Cours Python avec exercices

écrit par Christophe Darmangeat dans le cadre du M2 PiSE

Python, un langage objet

Au cours de cet enseignement, on ne mettra pas spécialement l'accent sur le fait que Python est un langage objet et sur ce que cela implique. Autrement dit, au travers du langage python, il ne s'agit pas de pénétrer la logique spécifique de la programmation objet. Cependant, étant donné qu'on sera amené à croiser cette logique plus d'une fois et à en tenir compte, autant la comprendre, d'autant qu'elle gouverne aujourd'hui de très nombreux langages.

1. C'est quoi, un langage objet ?

Python, mais aussi bien d'autres langages (Java, Javascript, Visual Basic, C#, pour ne citer que les plus connus), sont des langages objets. Ces langages, apparus dans les années 1990, s'opposent à ceux de la génération précédente, qui étaient dits « procéduraux », comme le Cobol, le Fortran, le Pascal, le C et bien d'autres.

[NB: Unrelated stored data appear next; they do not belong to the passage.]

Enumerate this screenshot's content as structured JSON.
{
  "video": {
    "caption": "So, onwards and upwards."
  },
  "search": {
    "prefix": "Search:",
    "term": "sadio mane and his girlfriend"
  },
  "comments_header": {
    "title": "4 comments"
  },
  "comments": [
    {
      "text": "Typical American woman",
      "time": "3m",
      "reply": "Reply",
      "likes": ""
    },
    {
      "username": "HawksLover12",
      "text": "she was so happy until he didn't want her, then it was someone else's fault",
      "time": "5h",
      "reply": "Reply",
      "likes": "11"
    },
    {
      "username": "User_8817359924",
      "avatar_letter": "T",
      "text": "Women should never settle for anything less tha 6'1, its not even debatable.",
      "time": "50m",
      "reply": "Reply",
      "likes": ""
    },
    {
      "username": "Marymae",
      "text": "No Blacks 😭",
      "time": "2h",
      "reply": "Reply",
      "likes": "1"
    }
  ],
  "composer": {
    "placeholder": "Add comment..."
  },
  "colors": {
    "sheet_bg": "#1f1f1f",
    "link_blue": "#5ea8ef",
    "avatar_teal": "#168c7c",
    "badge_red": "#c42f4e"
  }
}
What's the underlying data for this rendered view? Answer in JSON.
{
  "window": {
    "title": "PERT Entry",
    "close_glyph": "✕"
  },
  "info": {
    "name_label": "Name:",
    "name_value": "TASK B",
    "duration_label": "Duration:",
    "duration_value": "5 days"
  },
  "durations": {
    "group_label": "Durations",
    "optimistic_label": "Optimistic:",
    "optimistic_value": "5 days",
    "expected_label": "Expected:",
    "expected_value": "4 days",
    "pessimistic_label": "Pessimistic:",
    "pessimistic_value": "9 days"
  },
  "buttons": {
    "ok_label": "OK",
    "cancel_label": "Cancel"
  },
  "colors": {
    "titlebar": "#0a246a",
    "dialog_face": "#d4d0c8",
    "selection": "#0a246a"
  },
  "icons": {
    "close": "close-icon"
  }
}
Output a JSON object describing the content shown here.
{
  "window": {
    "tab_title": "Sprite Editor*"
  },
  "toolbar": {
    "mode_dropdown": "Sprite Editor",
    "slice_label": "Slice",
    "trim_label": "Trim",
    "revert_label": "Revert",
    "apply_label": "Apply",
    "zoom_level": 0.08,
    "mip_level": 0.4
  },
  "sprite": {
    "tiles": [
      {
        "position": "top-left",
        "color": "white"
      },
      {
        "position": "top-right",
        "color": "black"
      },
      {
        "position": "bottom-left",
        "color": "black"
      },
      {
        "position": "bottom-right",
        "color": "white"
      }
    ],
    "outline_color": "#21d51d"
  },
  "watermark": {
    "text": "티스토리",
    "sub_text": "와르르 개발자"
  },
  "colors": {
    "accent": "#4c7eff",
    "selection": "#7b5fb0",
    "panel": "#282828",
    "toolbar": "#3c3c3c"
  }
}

La première chose à dire des langages objet, c'est qu'ils permettent de faire tout, absolument tout, ce qu'on pouvait faire avec un langage procédural. Donc, et c'est la bonne nouvelle du jour, rien de ce que vous avez appris jusque là n'est perdu ! Les langages objet, comme leurs ancêtres les langages procéduraux, manipulent des variables, des tableaux et des structures, et organisent des instructions d'affectation, d'entrée-sortie, de tests ou de boucles dans des procédures et des fonctions. Donc, à la limite, on peut (presque) programmer en langage objet exactement comme on programmait en langage procédural. C'est d'ailleurs ce que nous ferons la plupart du temps avec Python. La programmation objet constitue cependant un monde fascinant (et fort utile) qu'il serait bien dommage d'ignorer.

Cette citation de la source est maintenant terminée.